Rulesets
========

This directory is where you should put ruleset files, with filenames ending
in ".rules" wherever possible as it makes life easier for me.

All blank lines are ignored, and comments start with "#" and continue to the
end of the line, like this:
	# This line is just a comment

Other than that, every line is a rule and looks like one of these examples:
	From:	john.doe@domain.com			yes
	From:	spammer@domain.com and To: abuse@you	no

As you can see, each rule has 3 fields:
	1. Direction (or "Virus:")
	2. Pattern to match
	3. Result value (or values)
or 6 fields:
	1. Direction 1 (or "Virus:")
	2. Pattern to match
	3. The literal word "and"
	4. Direction 2 (or "Virus:")
	5. Pattern to match
	6. Result value (or values)

1. Direction should be one of the following:
     From:      - Matches when the message is from a matching address
     To:        - Matches when the message is to a matching address
     FromOrTo:  - Matches when the message is from or to a matching address
     FromAndTo: - Matches when the message is from and to a matching address
     Virus:     - Matches when the message contains a virus whose report
                  contains the "address" somewhere in it

   The syntax of these is very loosely defined. Any word containing
   "from", any word containing "to", any word containing "from" and "to"
   (in either order), and any word containing "and" will work just fine.
   You can put them in upper or lower case, it doesn't matter.
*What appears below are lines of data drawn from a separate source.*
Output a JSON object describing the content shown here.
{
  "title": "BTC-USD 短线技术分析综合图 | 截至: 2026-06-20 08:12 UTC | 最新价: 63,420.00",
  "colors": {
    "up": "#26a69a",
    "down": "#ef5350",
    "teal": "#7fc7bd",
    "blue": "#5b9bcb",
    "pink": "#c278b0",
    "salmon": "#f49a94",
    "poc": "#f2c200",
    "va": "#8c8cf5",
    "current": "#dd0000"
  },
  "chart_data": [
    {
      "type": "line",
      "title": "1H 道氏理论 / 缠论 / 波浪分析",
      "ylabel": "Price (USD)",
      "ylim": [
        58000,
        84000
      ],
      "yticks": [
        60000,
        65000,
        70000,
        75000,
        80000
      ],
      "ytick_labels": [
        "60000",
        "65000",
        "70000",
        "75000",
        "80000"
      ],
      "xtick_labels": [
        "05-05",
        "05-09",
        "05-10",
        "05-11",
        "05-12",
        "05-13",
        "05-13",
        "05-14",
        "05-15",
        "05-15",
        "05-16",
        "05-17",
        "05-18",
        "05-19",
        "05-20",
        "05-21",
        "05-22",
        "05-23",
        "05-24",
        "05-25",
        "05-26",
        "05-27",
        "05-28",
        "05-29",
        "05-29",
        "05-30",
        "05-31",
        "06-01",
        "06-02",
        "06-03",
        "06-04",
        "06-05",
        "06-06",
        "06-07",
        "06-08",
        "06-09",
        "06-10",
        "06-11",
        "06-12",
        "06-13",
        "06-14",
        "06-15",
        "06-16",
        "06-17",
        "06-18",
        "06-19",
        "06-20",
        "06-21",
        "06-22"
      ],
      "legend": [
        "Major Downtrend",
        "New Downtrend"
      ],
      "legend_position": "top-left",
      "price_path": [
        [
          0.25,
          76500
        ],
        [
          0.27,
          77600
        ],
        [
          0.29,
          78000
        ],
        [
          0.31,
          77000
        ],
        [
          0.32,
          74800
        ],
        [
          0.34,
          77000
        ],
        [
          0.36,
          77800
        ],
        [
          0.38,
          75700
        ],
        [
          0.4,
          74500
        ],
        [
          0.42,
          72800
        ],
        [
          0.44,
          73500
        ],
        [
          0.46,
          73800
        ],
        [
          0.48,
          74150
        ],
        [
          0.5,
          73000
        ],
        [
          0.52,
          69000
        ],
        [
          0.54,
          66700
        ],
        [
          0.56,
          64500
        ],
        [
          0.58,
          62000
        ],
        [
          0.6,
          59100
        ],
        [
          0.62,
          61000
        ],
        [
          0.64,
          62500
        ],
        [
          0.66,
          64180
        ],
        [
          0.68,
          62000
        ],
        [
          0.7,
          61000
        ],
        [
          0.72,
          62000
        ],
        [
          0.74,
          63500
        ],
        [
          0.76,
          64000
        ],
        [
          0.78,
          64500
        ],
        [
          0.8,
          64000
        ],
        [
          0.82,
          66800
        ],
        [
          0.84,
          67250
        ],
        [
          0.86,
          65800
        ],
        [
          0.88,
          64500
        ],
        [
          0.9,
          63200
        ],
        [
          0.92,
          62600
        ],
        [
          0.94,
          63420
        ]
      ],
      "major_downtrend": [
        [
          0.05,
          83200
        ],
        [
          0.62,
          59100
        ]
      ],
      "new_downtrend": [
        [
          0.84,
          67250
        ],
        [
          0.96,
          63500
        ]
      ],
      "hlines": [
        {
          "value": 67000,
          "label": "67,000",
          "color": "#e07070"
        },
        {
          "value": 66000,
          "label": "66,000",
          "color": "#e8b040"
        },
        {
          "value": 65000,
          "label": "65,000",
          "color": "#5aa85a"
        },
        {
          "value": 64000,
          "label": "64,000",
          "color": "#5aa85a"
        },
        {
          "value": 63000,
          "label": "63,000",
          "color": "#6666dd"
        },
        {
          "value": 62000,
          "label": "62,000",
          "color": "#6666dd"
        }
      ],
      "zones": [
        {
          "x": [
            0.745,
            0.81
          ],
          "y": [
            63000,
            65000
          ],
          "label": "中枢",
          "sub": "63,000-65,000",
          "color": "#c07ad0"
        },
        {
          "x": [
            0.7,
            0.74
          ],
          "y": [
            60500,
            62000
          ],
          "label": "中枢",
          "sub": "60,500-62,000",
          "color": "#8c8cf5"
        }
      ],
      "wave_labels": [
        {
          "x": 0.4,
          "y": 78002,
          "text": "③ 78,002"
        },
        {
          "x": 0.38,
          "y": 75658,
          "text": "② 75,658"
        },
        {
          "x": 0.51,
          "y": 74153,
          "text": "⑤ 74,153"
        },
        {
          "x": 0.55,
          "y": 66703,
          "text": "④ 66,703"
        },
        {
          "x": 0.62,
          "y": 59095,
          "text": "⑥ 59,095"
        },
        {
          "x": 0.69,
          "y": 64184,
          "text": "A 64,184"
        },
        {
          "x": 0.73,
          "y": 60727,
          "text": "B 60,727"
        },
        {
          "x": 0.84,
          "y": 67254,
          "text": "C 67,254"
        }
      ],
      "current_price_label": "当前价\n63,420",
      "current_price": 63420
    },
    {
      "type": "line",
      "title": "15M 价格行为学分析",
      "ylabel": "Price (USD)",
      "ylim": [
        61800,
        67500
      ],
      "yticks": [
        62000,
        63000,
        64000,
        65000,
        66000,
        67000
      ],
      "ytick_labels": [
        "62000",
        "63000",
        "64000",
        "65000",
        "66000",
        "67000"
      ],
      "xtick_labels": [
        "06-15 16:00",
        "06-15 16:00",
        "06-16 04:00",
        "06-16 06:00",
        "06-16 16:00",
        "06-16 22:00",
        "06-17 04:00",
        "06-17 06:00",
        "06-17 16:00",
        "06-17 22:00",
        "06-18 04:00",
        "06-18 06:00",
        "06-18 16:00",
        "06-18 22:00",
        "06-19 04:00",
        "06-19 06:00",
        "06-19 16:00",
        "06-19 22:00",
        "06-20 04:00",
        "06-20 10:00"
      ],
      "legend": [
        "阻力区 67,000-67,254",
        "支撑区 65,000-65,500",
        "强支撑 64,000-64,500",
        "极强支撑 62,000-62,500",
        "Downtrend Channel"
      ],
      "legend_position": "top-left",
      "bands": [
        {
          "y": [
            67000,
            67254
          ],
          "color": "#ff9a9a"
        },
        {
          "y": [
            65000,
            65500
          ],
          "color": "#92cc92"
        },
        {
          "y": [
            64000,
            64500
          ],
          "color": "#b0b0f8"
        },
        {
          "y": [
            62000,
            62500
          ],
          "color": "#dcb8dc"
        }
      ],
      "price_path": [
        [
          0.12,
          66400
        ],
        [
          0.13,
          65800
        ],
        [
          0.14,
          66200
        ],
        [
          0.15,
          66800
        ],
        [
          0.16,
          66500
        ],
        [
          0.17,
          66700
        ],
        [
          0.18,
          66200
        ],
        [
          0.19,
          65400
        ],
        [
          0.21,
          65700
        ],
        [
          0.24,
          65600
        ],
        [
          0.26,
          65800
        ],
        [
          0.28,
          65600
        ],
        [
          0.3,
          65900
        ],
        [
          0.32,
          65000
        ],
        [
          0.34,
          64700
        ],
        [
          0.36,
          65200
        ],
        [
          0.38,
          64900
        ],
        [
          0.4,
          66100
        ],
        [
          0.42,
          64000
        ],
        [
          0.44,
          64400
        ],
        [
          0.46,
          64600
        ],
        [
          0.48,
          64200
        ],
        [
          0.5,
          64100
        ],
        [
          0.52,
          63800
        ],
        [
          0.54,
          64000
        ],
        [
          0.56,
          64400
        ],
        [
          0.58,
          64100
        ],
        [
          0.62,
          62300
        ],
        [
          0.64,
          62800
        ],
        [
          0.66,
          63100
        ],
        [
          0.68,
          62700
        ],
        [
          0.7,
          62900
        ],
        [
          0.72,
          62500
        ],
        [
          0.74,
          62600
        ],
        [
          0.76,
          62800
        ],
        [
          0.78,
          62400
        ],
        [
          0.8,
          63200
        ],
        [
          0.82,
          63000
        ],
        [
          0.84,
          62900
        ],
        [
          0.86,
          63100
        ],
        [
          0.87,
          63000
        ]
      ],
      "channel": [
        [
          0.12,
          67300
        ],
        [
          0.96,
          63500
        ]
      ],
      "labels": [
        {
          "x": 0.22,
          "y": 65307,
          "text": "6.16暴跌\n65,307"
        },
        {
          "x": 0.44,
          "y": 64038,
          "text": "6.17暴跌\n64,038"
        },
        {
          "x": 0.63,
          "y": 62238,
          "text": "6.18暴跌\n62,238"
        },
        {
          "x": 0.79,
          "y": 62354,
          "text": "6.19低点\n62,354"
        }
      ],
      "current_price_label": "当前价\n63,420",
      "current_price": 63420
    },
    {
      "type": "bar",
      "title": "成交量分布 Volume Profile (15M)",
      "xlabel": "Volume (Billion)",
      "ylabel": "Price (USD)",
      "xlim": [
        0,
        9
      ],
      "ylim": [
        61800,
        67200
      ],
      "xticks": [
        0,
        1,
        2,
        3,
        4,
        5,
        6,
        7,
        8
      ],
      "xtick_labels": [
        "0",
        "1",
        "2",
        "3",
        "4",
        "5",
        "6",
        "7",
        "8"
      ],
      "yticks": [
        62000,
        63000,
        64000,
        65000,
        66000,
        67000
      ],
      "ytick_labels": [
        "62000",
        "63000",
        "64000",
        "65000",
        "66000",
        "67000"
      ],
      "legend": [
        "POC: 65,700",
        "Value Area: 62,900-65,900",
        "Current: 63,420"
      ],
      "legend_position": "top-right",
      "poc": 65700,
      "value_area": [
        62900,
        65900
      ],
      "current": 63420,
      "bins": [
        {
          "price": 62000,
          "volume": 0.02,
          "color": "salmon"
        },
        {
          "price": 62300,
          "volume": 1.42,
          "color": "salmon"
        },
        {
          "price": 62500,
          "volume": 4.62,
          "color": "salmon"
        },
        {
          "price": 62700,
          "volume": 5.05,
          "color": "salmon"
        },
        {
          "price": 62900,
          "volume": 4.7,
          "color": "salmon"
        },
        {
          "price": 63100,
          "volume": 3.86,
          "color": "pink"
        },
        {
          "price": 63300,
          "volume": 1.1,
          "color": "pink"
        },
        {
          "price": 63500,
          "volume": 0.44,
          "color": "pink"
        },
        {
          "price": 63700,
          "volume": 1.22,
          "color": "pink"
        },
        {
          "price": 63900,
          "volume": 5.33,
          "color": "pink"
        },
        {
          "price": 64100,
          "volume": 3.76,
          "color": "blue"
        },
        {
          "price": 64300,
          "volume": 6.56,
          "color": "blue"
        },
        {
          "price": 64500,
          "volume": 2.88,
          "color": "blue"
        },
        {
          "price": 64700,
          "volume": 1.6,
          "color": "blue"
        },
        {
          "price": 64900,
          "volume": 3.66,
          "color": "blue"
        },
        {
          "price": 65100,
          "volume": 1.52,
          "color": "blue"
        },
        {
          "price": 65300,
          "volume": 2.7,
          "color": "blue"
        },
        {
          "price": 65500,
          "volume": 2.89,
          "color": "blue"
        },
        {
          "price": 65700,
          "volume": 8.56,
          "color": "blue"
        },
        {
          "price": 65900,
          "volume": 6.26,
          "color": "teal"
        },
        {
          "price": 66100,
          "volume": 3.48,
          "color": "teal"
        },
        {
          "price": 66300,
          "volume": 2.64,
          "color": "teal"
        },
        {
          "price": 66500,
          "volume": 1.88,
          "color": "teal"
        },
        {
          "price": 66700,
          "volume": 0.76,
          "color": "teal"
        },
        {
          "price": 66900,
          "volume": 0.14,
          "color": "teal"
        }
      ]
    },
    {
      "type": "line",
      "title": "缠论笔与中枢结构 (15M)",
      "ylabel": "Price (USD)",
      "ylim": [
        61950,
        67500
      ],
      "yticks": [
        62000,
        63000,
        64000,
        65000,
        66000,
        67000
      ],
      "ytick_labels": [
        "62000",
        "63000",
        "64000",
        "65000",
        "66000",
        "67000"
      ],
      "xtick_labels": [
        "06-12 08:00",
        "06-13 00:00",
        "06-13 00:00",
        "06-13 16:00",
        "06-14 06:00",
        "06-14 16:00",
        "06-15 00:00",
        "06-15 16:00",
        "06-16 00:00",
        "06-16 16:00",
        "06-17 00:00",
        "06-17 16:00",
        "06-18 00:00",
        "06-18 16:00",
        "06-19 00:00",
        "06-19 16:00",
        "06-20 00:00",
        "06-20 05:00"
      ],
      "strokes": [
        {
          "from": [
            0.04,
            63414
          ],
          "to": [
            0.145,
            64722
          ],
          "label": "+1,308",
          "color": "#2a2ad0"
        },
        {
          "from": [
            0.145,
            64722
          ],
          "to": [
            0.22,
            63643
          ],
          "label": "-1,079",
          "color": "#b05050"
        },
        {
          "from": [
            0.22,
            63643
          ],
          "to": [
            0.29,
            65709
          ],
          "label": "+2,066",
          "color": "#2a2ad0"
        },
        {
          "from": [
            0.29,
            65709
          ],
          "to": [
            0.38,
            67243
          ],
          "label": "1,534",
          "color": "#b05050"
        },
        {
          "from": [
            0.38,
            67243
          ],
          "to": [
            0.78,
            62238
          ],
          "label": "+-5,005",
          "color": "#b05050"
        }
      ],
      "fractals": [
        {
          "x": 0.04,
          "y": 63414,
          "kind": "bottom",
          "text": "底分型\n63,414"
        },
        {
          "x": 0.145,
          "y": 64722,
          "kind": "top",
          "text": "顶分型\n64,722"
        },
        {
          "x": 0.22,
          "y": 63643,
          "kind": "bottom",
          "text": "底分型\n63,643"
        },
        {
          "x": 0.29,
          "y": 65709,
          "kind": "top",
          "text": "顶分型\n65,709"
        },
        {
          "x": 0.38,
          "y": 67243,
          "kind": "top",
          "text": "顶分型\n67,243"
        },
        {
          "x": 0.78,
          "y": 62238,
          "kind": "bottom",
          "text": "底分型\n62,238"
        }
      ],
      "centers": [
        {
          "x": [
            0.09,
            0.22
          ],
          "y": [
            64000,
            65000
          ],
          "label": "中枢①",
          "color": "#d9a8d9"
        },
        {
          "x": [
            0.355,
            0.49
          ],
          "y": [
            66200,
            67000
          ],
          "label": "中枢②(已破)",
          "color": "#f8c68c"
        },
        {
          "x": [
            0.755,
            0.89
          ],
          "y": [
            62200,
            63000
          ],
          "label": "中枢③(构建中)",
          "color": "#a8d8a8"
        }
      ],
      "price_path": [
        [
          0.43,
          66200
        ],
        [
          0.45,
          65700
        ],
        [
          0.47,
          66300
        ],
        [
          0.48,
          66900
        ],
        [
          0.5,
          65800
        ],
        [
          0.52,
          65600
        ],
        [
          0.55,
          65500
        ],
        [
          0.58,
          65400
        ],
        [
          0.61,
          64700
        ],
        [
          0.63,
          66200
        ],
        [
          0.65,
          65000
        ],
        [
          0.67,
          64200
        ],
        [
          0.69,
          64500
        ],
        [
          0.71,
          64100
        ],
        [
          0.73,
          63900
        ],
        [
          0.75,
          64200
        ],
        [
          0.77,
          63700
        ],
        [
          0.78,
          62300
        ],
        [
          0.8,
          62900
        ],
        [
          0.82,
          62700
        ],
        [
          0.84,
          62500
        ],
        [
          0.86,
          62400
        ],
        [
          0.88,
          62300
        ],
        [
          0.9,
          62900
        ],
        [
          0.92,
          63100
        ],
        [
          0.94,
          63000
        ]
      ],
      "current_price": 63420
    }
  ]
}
And any
   additional punctuation will be ignored.

   This specifies the whether the rule should be matched against
   the sender's address (or IP address), or the recipient's address.

2. The pattern describes what messages should match this rule.
   Some examples are:
	user@sub.domain.com	# Individual address
	user@*			# 1 user at any domain
	*@sub.domain.com	# Any user at 1 domain
	*@*.domain.com		# Any user at any sub-domain of "domain.com"
	*@domain.com		# Any user at 1 specific domain
	/pattern/		# Any address matching this Perl regular
				# expression
	192.168.21.		# Any SMTP client IP address in this network
	192.168.21		# Any SMTP client IP address in this network
	192.168.21.0/255.255.255.0 # Any SMTP client IP address in this network
	192.168.21.0/24		# Any SMTP client IP address in this network
	/pattern-with-no-letters/ # Any SMTP client IP address matching this
				  # Perl regular expression
	/^192\.168\.1[4567]\./	# Any SMTP client IP address in the networks
				# 192.168.14 - 192.168.17
	*@*			# Default value
	default			# Default value
   You should be able to do just about anything with that.

3. The result value is what you could have put in the entry in the main
   mailscanner.conf file had you not given the filename of a ruleset instead.

You can only test a maximum of 2 conditions using the "and" operator. It must
not appear more than once in each rule.


See the file EXAMPLES for a few ideas on how to do things with this system.